Die Eintracht leckt Ihre Wunden und ist doch zuversichtlich

Man hatte sich mehr vorgenommen. Eventuell ein Unentschieden oder mit viel Glück auch ein knapper Sieg. Aber es kam doch anders. Es kam so wie eigentlich von fast ganz Fußball Deutschland erwartet. Die Mannschaft von Eintracht Frankfurt verlor mit 0:4 zum 5. Mal in Folge.

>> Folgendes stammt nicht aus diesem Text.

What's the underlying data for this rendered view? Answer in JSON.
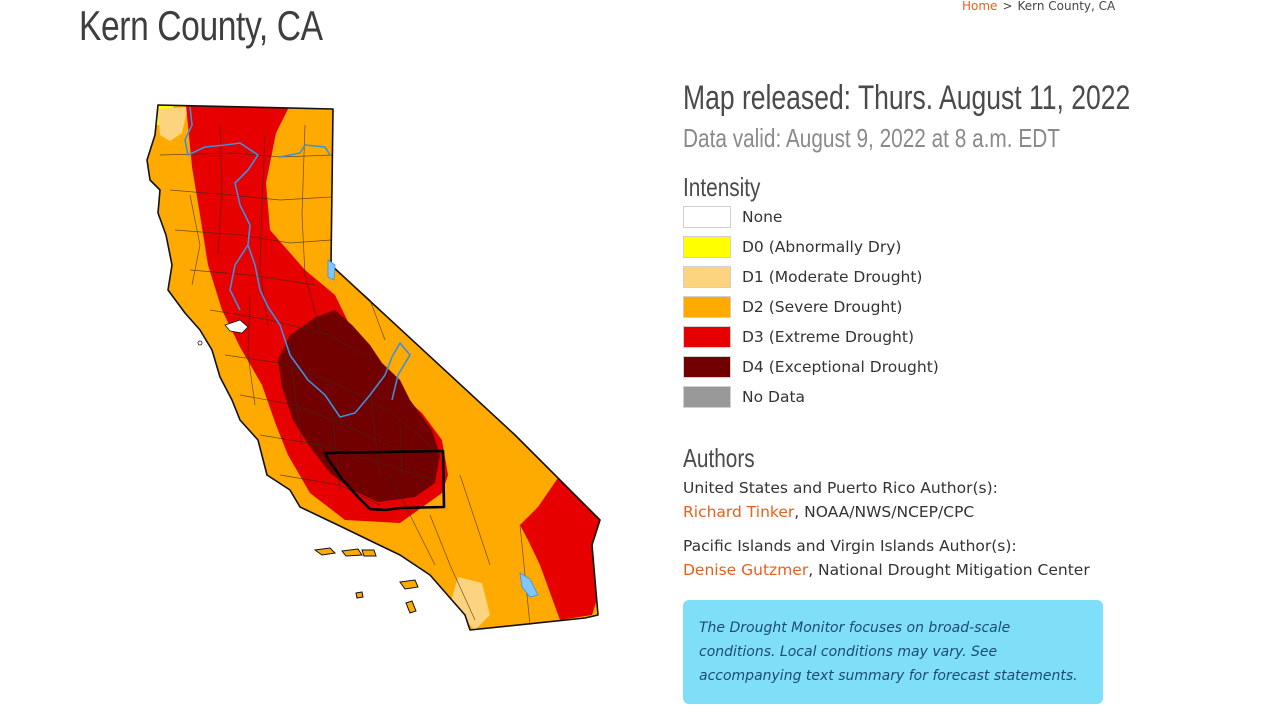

Bereits zu Anfang der Partie konnte man sehen wohin das Spiel lief. Die Eintracht stand sehr hoch und ging sofort auf die Bayern los. Als Resultat wäre in der Anfangsphase beinahe das 0:1 gefallen. Aber mit Glück und Herz konnte das vermieden werden.  Man kann allerdings der Eintracht zugestehen, dass die Mannschaft sich bemühte und das eine oder andere Mal nur etwas Glück fehlte um die Bayern überraschend in Verlegenheit zu bringen. Es machte sich dann aber bemerkbar, dass die verletzten Spieler doch stark fehlen und außerdem im Mittelfeld ein Leader fehlt. Seferovic ackerte wie verrückt, tauchte in der Abwehr auf und bemühte sich auch vorne. Meier gelang auch nicht viel und andere Spieler verschwanden im Schatten ihrer bayrischen Gegenspieler. Der Schiedsrichter traf ebenfalls die eine oder andere merkwürdige Entscheidung, der normale Bayern – Bonus halt. Am Samstag war zu lesen, dass man bereits begonnen hat die Nachfolge für Heribert Bruchhagen zu sondieren. Gut so wenn dies mit Verstand erfolgt. Auch konnte man lesen, dass die Eintracht sich im Bundesligawettbewerb um einen strategischen Partner bemühen will um den Werksmannschaften und privat gesponserten Vereinen entgegen zu halten. All diese Dinge sind sehr positiv zu betrachten, zumal sehr wichtig für die zukünftigen Spielbetrachtungen gegen die Bayern oder andere starke Mannschaften.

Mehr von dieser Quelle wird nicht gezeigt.